Di tengah lompatannya, dia mengaktifkan skill barunya. 'Charge.'
Beliung di tangannya mulai berpendar, cahaya keperakan berkumpul di sekitar mata beliung, semakin terang seiring detik yang berlalu.
Satu detik.
Sepuluh detik.
Tubuhnya masih melayang, seolah waktu di udara memanjang lebih lama dari yang seharusnya, cahaya di beliungnya semakin menyilaukan, mendesing seperti energi yang siap meledak.
Tiga puluh detik.
Lima puluh detik.
"HAAAAAA!!" Ling Qi menghunjamkan beliungnya lurus ke bawah dengan seluruh kekuatan yang terkumpul, menghantam kristal hati itu dengan tenaga yang berlipat ganda dari serangan normalnya.
CRACK!!
Kristal itu hancur berkeping-keping dalam sekejap, pecahan-pecahannya berhamburan ke segala arah seperti kembang api yang meledak, memancarkan cahaya merah gelap yang menerangi seluruh ruangan sebelum perlahan memudar.

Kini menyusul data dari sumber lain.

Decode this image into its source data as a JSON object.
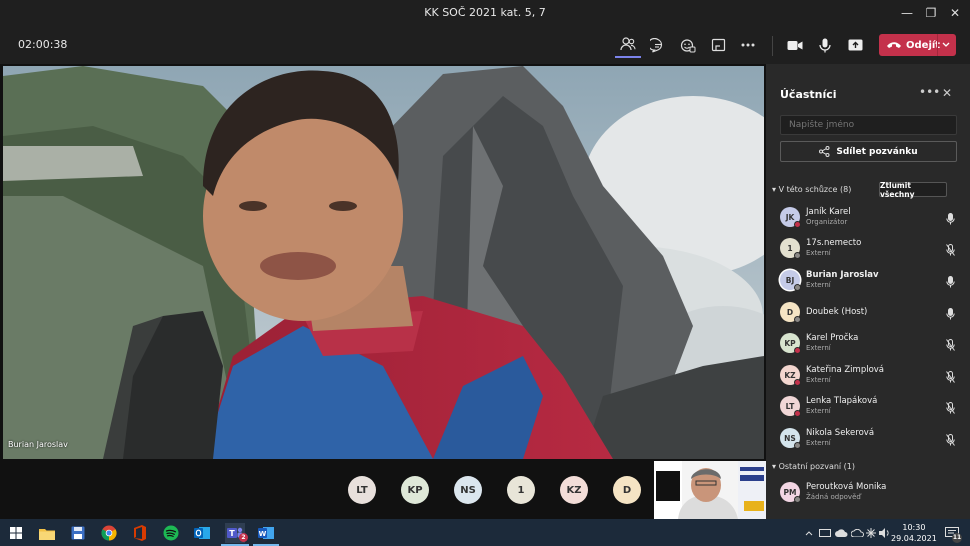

Ling Qi mendarat di lantai, terengah-engah, menatap reruntuhan kristal yang kini hanya tersisa debu berkilau.
Namun belum sempat dia menghela napas lega, sebuah suara asing terdengar dari udara kosong di sekelilingnya, nadanya santai seperti sedang membicarakan hal remeh.

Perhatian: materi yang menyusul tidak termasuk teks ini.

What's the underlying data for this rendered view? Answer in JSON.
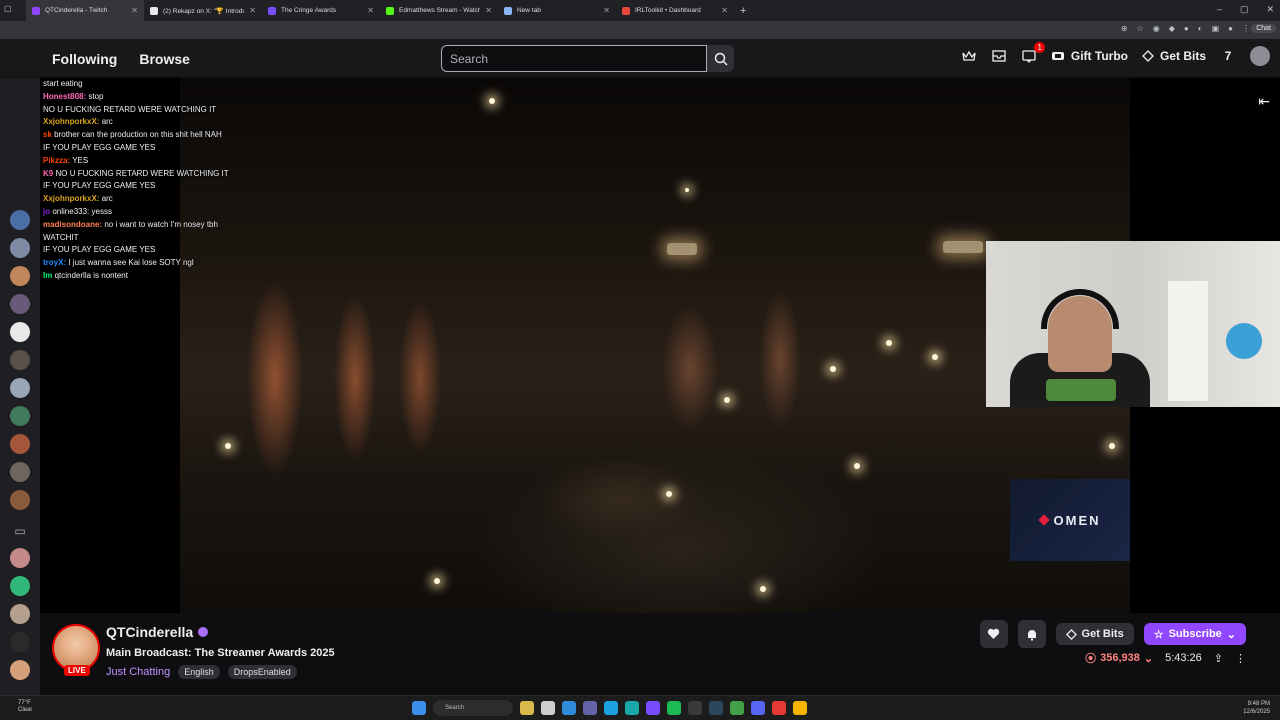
{
  "browser": {
    "tabs": [
      {
        "title": "QTCinderella - Twitch",
        "favicon_color": "#9147ff"
      },
      {
        "title": "(2) Rekapz on X: \"🏆 Introducing",
        "favicon_color": "#e7e9ea"
      },
      {
        "title": "The Cringe Awards",
        "favicon_color": "#7b4bff"
      },
      {
        "title": "Edmatthews Stream - Watch Live",
        "favicon_color": "#53fc18"
      },
      {
        "title": "New tab",
        "favicon_color": "#8ab4f8"
      },
      {
        "title": "IRLToolkit • Dashboard",
        "favicon_color": "#e8453c"
      }
    ],
    "new_tab_label": "+",
    "chat_pill": "Chat"
  },
  "nav": {
    "following": "Following",
    "browse": "Browse",
    "search_placeholder": "Search",
    "gift_turbo": "Gift Turbo",
    "get_bits": "Get Bits",
    "notification_count": "1"
  },
  "chat": [
    {
      "user": "",
      "text": "start eating",
      "color": "#ffffff"
    },
    {
      "user": "Honest808:",
      "text": "stop",
      "color": "#ff69b4"
    },
    {
      "user": "",
      "text": "NO U FUCKING RETARD WERE WATCHING IT",
      "color": "#ffffff"
    },
    {
      "user": "XxjohnporkxX:",
      "text": "arc",
      "color": "#daa520"
    },
    {
      "user": "sk",
      "text": "brother can the production on this shit hell NAH",
      "color": "#ff4500"
    },
    {
      "user": "",
      "text": "IF YOU PLAY EGG GAME YES",
      "color": "#ffffff"
    },
    {
      "user": "Pikzza:",
      "text": "YES",
      "color": "#ff4500"
    },
    {
      "user": "K9",
      "text": "NO U FUCKING RETARD WERE WATCHING IT",
      "color": "#ff69b4"
    },
    {
      "user": "",
      "text": "IF YOU PLAY EGG GAME YES",
      "color": "#ffffff"
    },
    {
      "user": "XxjohnporkxX:",
      "text": "arc",
      "color": "#daa520"
    },
    {
      "user": "jo",
      "text": "online333:  yesss",
      "color": "#8a2be2"
    },
    {
      "user": "madisondoane:",
      "text": "no i want to watch I'm nosey tbh",
      "color": "#ff7f50"
    },
    {
      "user": "",
      "text": "WATCHIT",
      "color": "#ffffff"
    },
    {
      "user": "",
      "text": "IF YOU PLAY EGG GAME YES",
      "color": "#ffffff"
    },
    {
      "user": "troyX:",
      "text": "I just wanna see Kai lose SOTY ngl",
      "color": "#1e90ff"
    },
    {
      "user": "Im",
      "text": "qtcinderlla is nontent",
      "color": "#00ff7f"
    }
  ],
  "overlay": {
    "sponsor": "OMEN"
  },
  "channel": {
    "name": "QTCinderella",
    "live": "LIVE",
    "title": "Main Broadcast: The Streamer Awards 2025",
    "category": "Just Chatting",
    "tags": [
      "English",
      "DropsEnabled"
    ],
    "get_bits": "Get Bits",
    "subscribe": "Subscribe",
    "viewers": "356,938",
    "uptime": "5:43:26"
  },
  "taskbar": {
    "weather_temp": "77°F",
    "weather_desc": "Clear",
    "search": "Search",
    "time": "9:48 PM",
    "date": "12/6/2025"
  },
  "colors": {
    "twitch_purple": "#9147ff",
    "live_red": "#eb0400",
    "viewer_red": "#ff8280"
  }
}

"Eh... dia menghentikan rencana awakening manusia. Ah, sudahlah, setidaknya sudah tiga puluh persen manusia di Bumi yang mengalami awakening."
Ling Qi tersentak, mengedarkan pandangannya liar ke segala arah, mencoba mencari sumber suara itu.

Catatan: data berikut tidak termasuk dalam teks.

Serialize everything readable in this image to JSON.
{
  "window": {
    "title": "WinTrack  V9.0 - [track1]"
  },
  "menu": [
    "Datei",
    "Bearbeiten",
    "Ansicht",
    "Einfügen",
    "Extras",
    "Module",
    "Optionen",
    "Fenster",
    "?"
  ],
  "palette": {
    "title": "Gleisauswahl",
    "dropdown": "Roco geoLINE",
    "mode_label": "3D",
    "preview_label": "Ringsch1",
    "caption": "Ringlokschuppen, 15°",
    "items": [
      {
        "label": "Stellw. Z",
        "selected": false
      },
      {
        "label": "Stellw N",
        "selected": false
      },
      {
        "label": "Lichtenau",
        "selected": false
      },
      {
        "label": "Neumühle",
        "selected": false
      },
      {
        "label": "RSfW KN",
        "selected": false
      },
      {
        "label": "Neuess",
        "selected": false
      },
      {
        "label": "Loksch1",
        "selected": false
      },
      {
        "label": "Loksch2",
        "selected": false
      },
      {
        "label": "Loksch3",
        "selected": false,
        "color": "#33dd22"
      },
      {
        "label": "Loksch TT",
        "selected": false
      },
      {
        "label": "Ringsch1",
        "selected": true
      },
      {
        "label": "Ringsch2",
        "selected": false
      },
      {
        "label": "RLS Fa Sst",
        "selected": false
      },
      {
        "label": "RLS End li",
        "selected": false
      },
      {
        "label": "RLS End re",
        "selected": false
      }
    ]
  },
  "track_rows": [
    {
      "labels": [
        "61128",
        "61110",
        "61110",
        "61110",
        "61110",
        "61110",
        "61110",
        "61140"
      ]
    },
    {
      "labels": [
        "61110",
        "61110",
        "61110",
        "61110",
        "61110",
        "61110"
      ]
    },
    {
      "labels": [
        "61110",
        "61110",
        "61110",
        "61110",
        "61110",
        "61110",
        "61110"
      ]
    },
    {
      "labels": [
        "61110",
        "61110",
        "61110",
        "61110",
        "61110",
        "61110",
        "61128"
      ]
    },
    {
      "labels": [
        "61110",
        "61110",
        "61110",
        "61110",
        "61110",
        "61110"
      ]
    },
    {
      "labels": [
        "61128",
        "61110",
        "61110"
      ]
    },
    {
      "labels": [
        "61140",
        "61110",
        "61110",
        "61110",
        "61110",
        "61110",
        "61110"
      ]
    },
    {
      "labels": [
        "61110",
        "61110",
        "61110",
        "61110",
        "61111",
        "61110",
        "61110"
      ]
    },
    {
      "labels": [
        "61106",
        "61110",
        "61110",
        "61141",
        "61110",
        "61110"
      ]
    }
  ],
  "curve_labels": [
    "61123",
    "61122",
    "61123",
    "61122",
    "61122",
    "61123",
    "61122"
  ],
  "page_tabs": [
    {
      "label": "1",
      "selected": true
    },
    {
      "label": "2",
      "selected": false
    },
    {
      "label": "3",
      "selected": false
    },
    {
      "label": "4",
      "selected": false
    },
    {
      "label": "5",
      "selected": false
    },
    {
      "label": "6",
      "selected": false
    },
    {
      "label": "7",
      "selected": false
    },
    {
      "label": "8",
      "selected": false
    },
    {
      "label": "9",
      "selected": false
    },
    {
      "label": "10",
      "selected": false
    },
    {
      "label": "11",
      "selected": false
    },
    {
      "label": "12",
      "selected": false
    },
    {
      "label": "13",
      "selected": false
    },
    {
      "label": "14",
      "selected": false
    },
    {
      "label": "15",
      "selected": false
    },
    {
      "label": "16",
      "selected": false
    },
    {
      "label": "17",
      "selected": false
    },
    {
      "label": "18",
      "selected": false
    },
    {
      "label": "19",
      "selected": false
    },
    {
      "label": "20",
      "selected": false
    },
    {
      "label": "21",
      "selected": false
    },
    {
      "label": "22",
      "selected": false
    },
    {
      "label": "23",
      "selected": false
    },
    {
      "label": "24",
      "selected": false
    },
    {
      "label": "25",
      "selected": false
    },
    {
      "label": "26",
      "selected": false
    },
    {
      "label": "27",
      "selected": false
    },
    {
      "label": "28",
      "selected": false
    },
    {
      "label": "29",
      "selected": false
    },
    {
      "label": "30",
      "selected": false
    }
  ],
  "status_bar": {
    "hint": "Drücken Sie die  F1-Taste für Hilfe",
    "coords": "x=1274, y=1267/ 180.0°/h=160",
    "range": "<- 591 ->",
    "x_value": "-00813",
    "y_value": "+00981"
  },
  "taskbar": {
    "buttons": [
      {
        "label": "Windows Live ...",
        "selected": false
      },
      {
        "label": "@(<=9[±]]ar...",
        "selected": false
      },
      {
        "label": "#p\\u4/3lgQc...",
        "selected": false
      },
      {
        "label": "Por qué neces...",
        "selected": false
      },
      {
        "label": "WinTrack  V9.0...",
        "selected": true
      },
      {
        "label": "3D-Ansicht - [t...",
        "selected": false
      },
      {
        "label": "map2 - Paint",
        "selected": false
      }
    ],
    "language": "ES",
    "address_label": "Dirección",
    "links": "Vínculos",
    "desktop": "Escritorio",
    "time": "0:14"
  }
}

"Di mana kalian?!" teriaknya, menggenggam erat beliungnya, waspada terhadap ancaman baru yang mungkin belum dia lihat.
"Suh suh..." suara itu menjawab dengan nada malas, seolah kehilangan minat begitu saja terhadap keberadaan Ling Qi.
Lantai di bawah kakinya tiba-tiba retak, celah gelap terbuka lebar tanpa peringatan.
"Woy, sialan, kita belum selesai!" teriak Ling Qi, tetapi tubuhnya sudah terlanjur jatuh menembus celah itu, tersedot ke dalam kegelapan yang tidak berdasar.
Sensasi jatuh bebas yang sama seperti sebelumnya menjalar ke seluruh tubuhnya, tetapi kali ini, ketika kesadarannya kembali dan matanya menangkap lantai yang mendekat dengan cepat, Ling Qi sudah lebih siap. Dia memutar tubuhnya di udara, mendarat dengan kedua kaki menekuk sempurna, menyerap seluruh benturan tanpa rasa sakit sedikit pun.
Lantai beton di bawahnya retak akibat tekanan pendaratannya.
Ling Qi berdiri, menegakkan tubuh, mengedarkan pandangan ke sekeliling. Dia berdiri di atas atap sebuah gedung tinggi, angin kota menerpa wajahnya, suara klakson dan hiruk-pikuk kendaraan terdengar samar dari bawah.
Matanya kemudian tertuju pada sebuah layar iklan raksasa yang terpasang di gedung seberang, menampilkan rekaman seorang wanita muda bergerak lincah membantai deretan monster dengan gerakan yang begitu terlatih, kemudian berpose penuh percaya diri menghadap kamera.
"Ayo masuk ke Guild Alpha untuk mengembangkan kemampuan kalian dalam menghancurkan monster!!"
Ling Qi terpaku menatap layar itu, matanya menyipit memperhatikan wajah wanita muda tersebut—usianya terlihat sekitar dua puluh tahun ke atas, rambutnya dikuncir kembar dengan gaya yang tidak asing.
'Itu... gadis yang memukulku beberapa jam lalu di mall.' Namun yang membuatnya lebih terkejut bukan sekadar mengenali wajah itu, melainkan fakta bahwa wanita di layar itu terlihat jauh lebih dewasa, lebih terlatih, seolah sudah bertahun-tahun berpengalaman bertarung melawan monster—bukan gadis panik berseragam sekolah yang dia temui beberapa jam sebelumnya.
Ling Qi berdiri mematung di atap gedung itu, angin berembus dingin di sekelilingnya, kebingungan yang mendalam memenuhi benaknya. "...Apa yang terjadi?"